Через минуту объявился Рой Джонсон – с той же самой поразительной
быстротой. Дин скользнул через улицу и прямо в машину, без единого
звука. Мы снова снялись дальше.


Сообщение отредактировал санди - Вторник, 22.04.2014, 11:03
 
санди Дата: Вторник, 22.04.2014, 11:05 | Сообщение # 6
Группа: Модераторы
Сообщений: 3079
Статус: Online
...(окончание)

Мы о Дином сидели одни на заднем сиденье, начихав на остальных, и разговаривали.

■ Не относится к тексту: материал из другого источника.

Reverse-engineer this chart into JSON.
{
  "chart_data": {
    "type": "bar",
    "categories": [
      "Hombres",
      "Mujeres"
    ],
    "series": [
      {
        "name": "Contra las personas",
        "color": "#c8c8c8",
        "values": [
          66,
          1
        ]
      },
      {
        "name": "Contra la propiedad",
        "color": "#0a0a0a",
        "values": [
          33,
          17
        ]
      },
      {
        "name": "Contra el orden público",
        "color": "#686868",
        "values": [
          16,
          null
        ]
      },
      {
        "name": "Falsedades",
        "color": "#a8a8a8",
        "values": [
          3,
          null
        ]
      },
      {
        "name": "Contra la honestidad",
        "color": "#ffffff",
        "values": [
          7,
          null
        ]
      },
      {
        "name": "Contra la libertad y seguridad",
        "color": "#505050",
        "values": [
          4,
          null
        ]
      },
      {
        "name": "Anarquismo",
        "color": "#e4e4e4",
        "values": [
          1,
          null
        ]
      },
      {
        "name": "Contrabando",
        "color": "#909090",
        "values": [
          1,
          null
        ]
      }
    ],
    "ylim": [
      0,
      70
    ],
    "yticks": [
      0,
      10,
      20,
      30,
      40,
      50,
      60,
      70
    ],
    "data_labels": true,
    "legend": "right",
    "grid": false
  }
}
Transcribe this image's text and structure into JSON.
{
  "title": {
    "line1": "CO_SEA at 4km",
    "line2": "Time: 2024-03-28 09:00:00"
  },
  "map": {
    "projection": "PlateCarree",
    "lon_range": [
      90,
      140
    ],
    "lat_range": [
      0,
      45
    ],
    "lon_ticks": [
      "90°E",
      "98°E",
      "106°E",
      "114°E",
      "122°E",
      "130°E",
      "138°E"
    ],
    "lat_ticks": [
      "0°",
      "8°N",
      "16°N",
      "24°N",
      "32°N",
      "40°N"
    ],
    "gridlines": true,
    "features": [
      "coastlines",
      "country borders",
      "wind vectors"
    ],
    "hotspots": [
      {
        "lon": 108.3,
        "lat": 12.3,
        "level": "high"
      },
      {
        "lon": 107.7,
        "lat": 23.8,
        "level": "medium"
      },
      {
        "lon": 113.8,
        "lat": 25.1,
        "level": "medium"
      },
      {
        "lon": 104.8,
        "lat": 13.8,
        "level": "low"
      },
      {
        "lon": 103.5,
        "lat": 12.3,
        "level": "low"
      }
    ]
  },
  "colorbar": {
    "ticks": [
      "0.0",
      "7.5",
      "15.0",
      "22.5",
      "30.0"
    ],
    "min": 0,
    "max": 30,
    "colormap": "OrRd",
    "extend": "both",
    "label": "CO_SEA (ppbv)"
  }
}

   – Вот, чувак, у того альтиста вчера ночью – у него ЭТО было; он раз
нашел его, так уж и не упускал; я никогда еще не видел парня, который
мог бы держаться так долго. – Мне хотелось узнать, что такое «ЭТО». –
А-а, ну, – рассмеялся Дин, – ты спрашиваешь о не-у-ло-вимом – эхем! Вот –
парень, вот остальные там тоже есть, правильно? И он может выдать то,
что у каждого на уме. Он начинает первый припев, затем выстраивает свои
идеи, людей, да, да, но тут к нему приходит, и тогда он возвышается до
своей судьбы и должен лабать соответственно ей. Как вдруг где-нибудь
посреди припева он получает это – и все смотрят на него и знают: они
слушают; он подхватывает и несет дальше. Время останавливается. Он
наполняет пустое пространство субстанцией наших жизней, своими
признаниями напряжения ниже его собственного пупка, воспоминанием об
идеях, перефразировками прежней игры. Он должен лабать по мостам и
возвращаться обратно – и делать это с таким бесконечным чувством,
выворачивающим душу наизнанку ради мелодии этого мгновения, что все
знают: мелодия – не в счет, важно ЭТО… – Дин не смог закончить: говоря
об этом, он весь покрылся испариной.